Mais qu’est-ce que c’est que ce temps ! Dit Claire ; il pleut des cordes. On m’avait dit qu’en Normandie il ne faisait pas beau, mais alors là, ce n’était pas un mensonge.

 

C’est ainsi que Claire Chazal, journaliste de renom, arriva de la capitale un beau jour de septembre 1900, après un voyage éprouvant en chemin de fer, pour couvrir un évènement de la plus haute importance : l’élection de la meilleure vache laitière de la région normande, qui avait lieu à Caen.    

 

Avec grâce et élégance, la jupe tenue de la main gauche pour éviter les flaques,  et le parapluie de la droite pour conserver à sa coiffure sa savante sophistication, elle s’apprêta à monter dans le fiacre qui la conduirait sur le lieu de l’élection.

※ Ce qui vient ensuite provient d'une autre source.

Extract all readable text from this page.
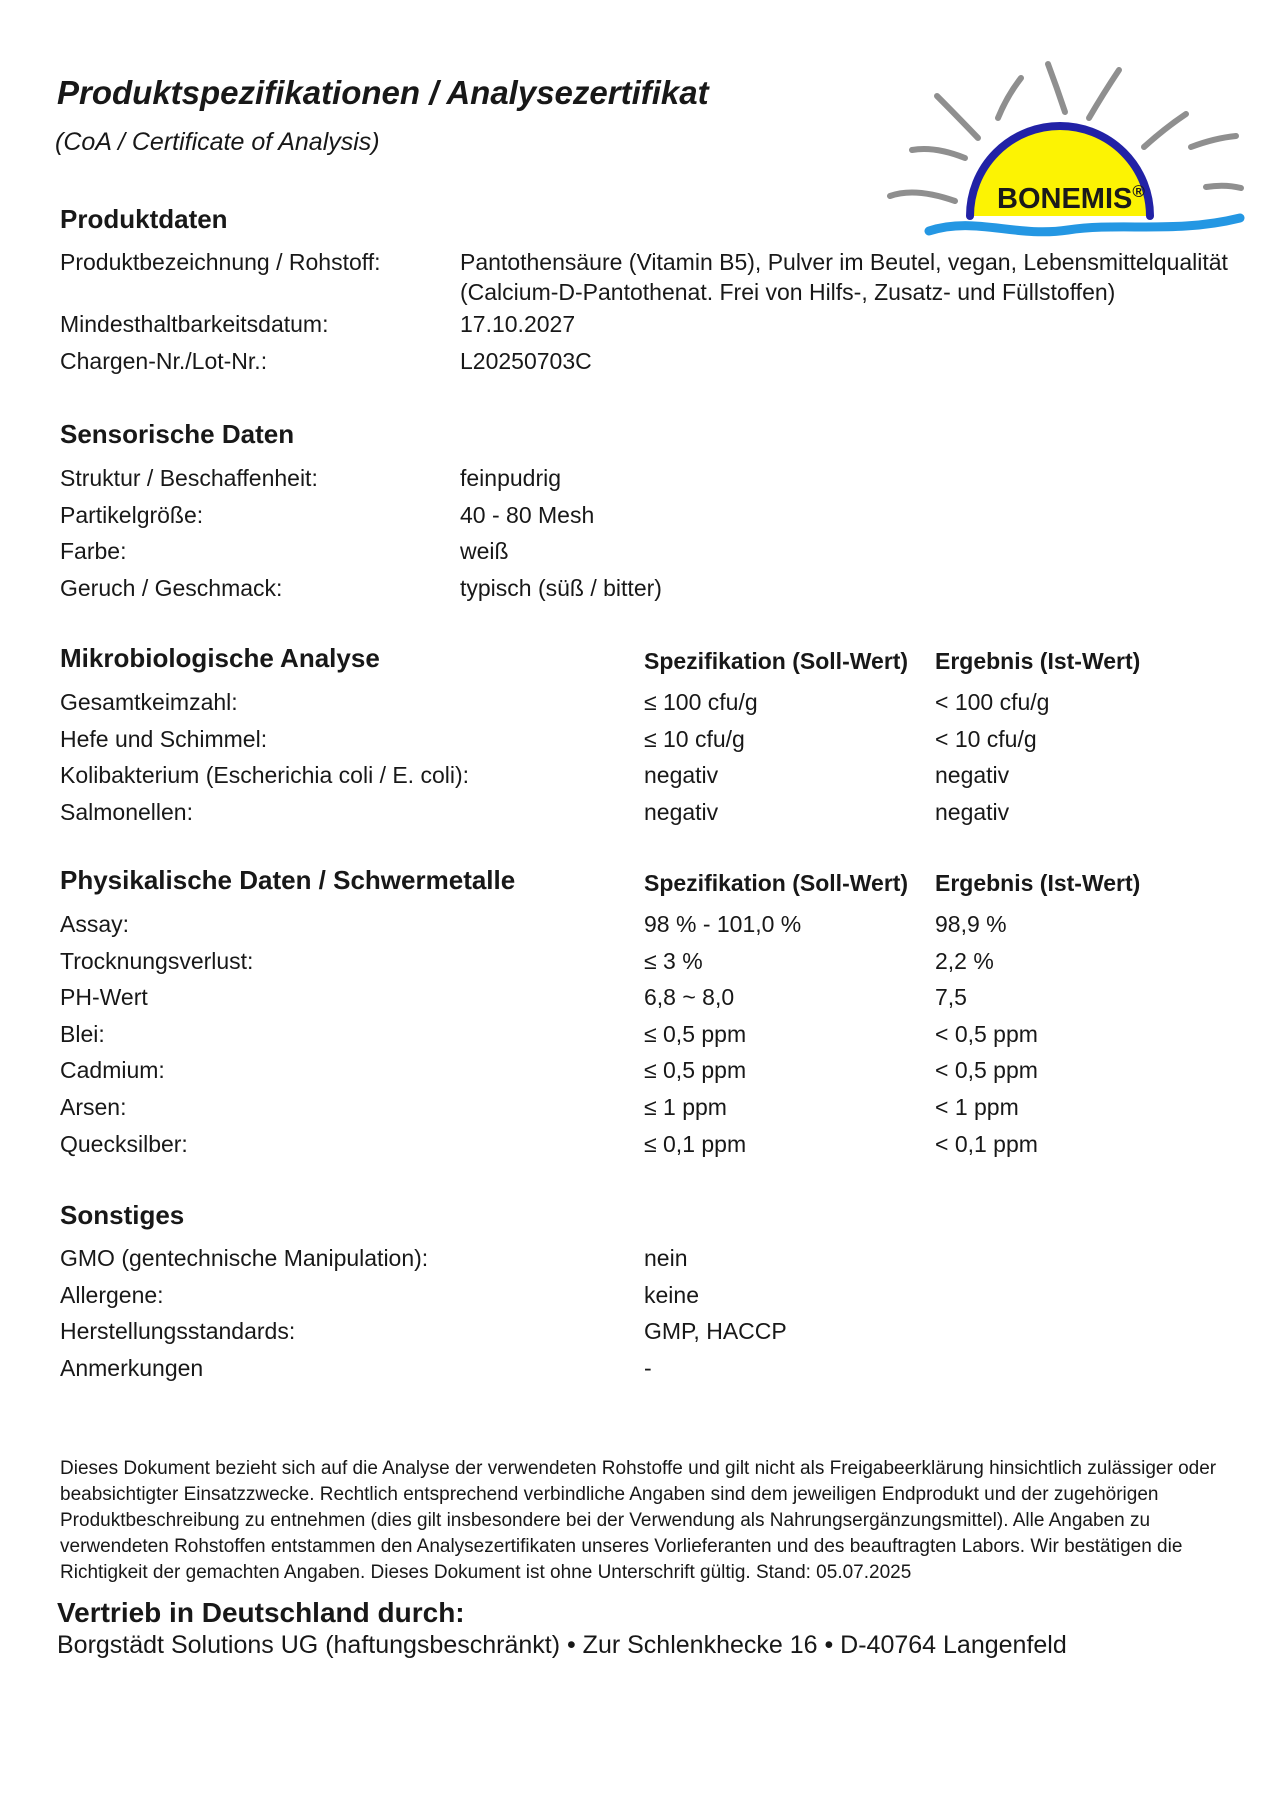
Produktspezifikationen / Analysezertifikat
(CoA / Certificate of Analysis)
BONEMIS®
Produktdaten
Produktbezeichnung / Rohstoff:	Pantothensäure (Vitamin B5), Pulver im Beutel, vegan, Lebensmittelqualität (Calcium-D-Pantothenat. Frei von Hilfs-, Zusatz- und Füllstoffen)
Mindesthaltbarkeitsdatum:	17.10.2027
Chargen-Nr./Lot-Nr.:	L20250703C
Sensorische Daten
Struktur / Beschaffenheit:	feinpudrig
Partikelgröße:	40 - 80 Mesh
Farbe:	weiß
Geruch / Geschmack:	typisch (süß / bitter)
Mikrobiologische Analyse	Spezifikation (Soll-Wert) Ergebnis (Ist-Wert)
Gesamtkeimzahl:	≤ 100 cfu/g	< 100 cfu/g
Hefe und Schimmel:	≤ 10 cfu/g	< 10 cfu/g
Kolibakterium (Escherichia coli / E. coli):	negativ	negativ
Salmonellen:	negativ	negativ
Physikalische Daten / Schwermetalle	Spezifikation (Soll-Wert) Ergebnis (Ist-Wert)
Assay:	98 % - 101,0 %	98,9 %
Trocknungsverlust:	≤ 3 %	2,2 %
PH-Wert	6,8 ~ 8,0	7,5
Blei:	≤ 0,5 ppm	< 0,5 ppm
Cadmium:	≤ 0,5 ppm	< 0,5 ppm
Arsen:	≤ 1 ppm	< 1 ppm
Quecksilber:	≤ 0,1 ppm	< 0,1 ppm
Sonstiges
GMO (gentechnische Manipulation):	nein
Allergene:	keine
Herstellungsstandards:	GMP, HACCP
Anmerkungen	-
Dieses Dokument bezieht sich auf die Analyse der verwendeten Rohstoffe und gilt nicht als Freigabeerklärung hinsichtlich zulässiger oder beabsichtigter Einsatzzwecke. Rechtlich entsprechend verbindliche Angaben sind dem jeweiligen Endprodukt und der zugehörigen Produktbeschreibung zu entnehmen (dies gilt insbesondere bei der Verwendung als Nahrungsergänzungsmittel). Alle Angaben zu verwendeten Rohstoffen entstammen den Analysezertifikaten unseres Vorlieferanten und des beauftragten Labors. Wir bestätigen die Richtigkeit der gemachten Angaben. Dieses Dokument ist ohne Unterschrift gültig. Stand: 05.07.2025
Vertrieb in Deutschland durch:
Borgstädt Solutions UG (haftungsbeschränkt) • Zur Schlenkhecke 16 • D-40764 Langenfeld
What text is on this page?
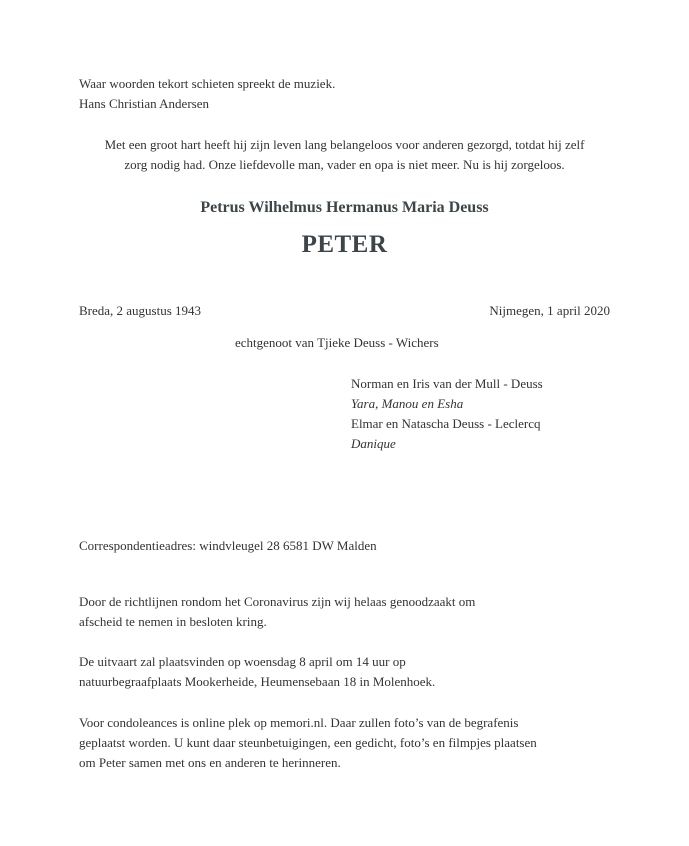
Waar woorden tekort schieten spreekt de muziek.
Hans Christian Andersen
Met een groot hart heeft hij zijn leven lang belangeloos voor anderen gezorgd, totdat hij zelf
zorg nodig had. Onze liefdevolle man, vader en opa is niet meer. Nu is hij zorgeloos.
Petrus Wilhelmus Hermanus Maria Deuss
PETER
Breda, 2 augustus 1943	Nijmegen, 1 april 2020
echtgenoot van Tjieke Deuss - Wichers
Norman en Iris van der Mull - Deuss
Yara, Manou en Esha
Elmar en Natascha Deuss - Leclercq
Danique
Correspondentieadres: windvleugel 28 6581 DW Malden
Door de richtlijnen rondom het Coronavirus zijn wij helaas genoodzaakt om
afscheid te nemen in besloten kring.
De uitvaart zal plaatsvinden op woensdag 8 april om 14 uur op
natuurbegraafplaats Mookerheide, Heumensebaan 18 in Molenhoek.
Voor condoleances is online plek op memori.nl. Daar zullen foto’s van de begrafenis
geplaatst worden. U kunt daar steunbetuigingen, een gedicht, foto’s en filmpjes plaatsen
om Peter samen met ons en anderen te herinneren.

En chemin, elle consulta son programme de travail, établi avec le plus grand soin, pour avoir en mémoire le nom de toutes les personnes d’importance qu’elle devait questionner afin d’écrire son article pour le grand journal parisien dont elle était la journaliste vedette : Monsieur le Ministre de l’Agriculture, Monsieur le Maire de Caen, Monsieur le Président de la compagnie des Agriculteurs de Normandie et quelques comparses de moindre importance. Quant à la vache, elle verrait sur place pour pouvoir la décrire avec le plus de détails possible : sa race, sa couleur, son poids, son propriétaire et ses performances ; tout ce qu’elle pouvait en dire maintenant, c’est qu’elle devait être blanche et rousse, ce qui est peu.

 

Mais la voiture arrivait déjà sur la place du concours. Claire pris son miroir, vérifia maquillage et coiffure, pris son parapluie, la pluie étant toujours présente, et sortit, calepin et crayon à la main. Elle se dirigea d’un pas précautionneux, mais assuré cependant, un sourire discret aux lèvres, vers Monsieur le Ministre tandis que la maréchaussée tenait les badauds à distance.